Komaidi menambahkan, kendati insiden kebakaran pada kedua kilang tersebut tidak sampai mengganggu pasokan bahan bakar domestik dalam jangka pendek, peristiwa tersebut membutuhkan perhatian dan evaluasi mendalam. Jika tidak dilakukan pencegahan terhadap kilang-kilang yang lain, tak tertutup kemungkinan terjadi ancaman keberlanjutan pasokan bahan bakar di dalam negeri.
Jika tidak dilakukan pencegahan terhadap kilang-kilang yang lain, tak tertutup kemungkinan terjadi ancaman keberlanjutan pasokan bahan bakar di dalam negeri.
”Apalagi, kilang Balongan dan kilang Cilacap memegang peranan utama untuk pasokan bahan bakar di dalam negeri, khususnya di wilayah Jawa,” kata Komaidi.
Selain itu, imbuh Komaidi, Pertamina tidak boleh memasukkan aspek pemeliharaan dan perawatan kilang dalam bagian efisiensi operasional perusahaan.
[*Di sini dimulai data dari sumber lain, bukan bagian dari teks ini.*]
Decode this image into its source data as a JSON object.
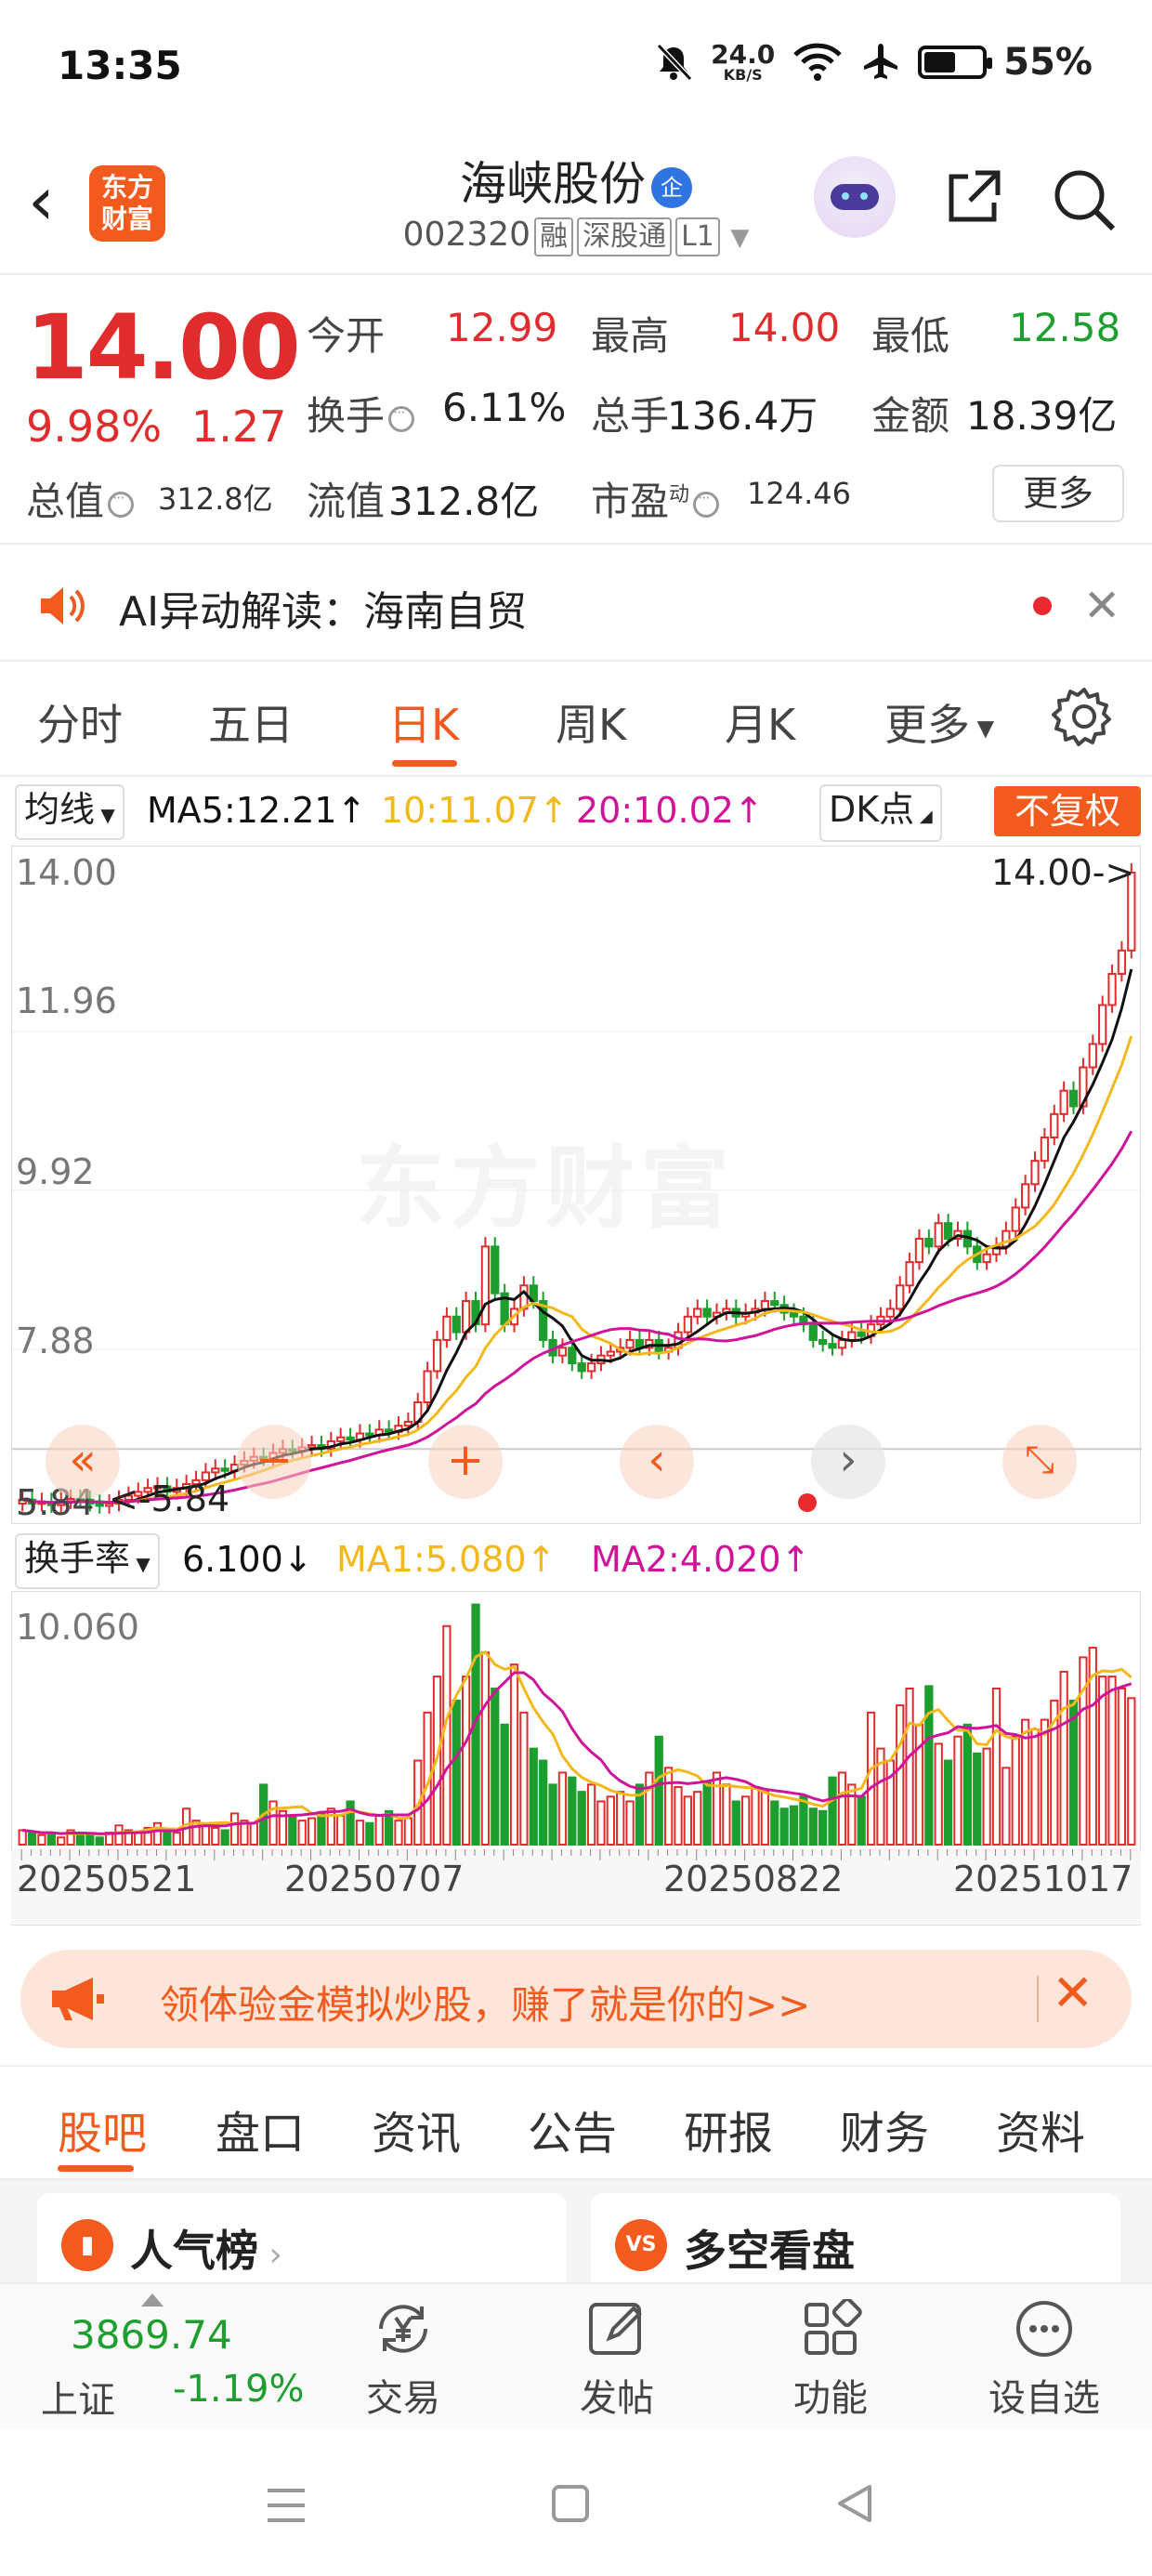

Seperti diketahui sebelumnya, efisiensi operasi Pertamina menjadi kunci keberhasilan perusahaan membukukan laba bersih selama pandemi Covid-19 di Indonesia.
Setelah merugi Rp 11,2 triliun pada semester I-2020, Pertamina membukukan laba bersih Rp 15,3 triliun untuk kinerja sepanjang 2020. Selain berhasil membukukan laba Rp 15,3 triliun, Pertamina juga berkontribusi pada negara dengan nilai Rp 126,7 triliun sepanjang 2020 yang di antaranya terdiri dari setoran pajak sebesar Rp 92,7 triliun dan penerimaan bukan pajak Rp 25,5 triliun.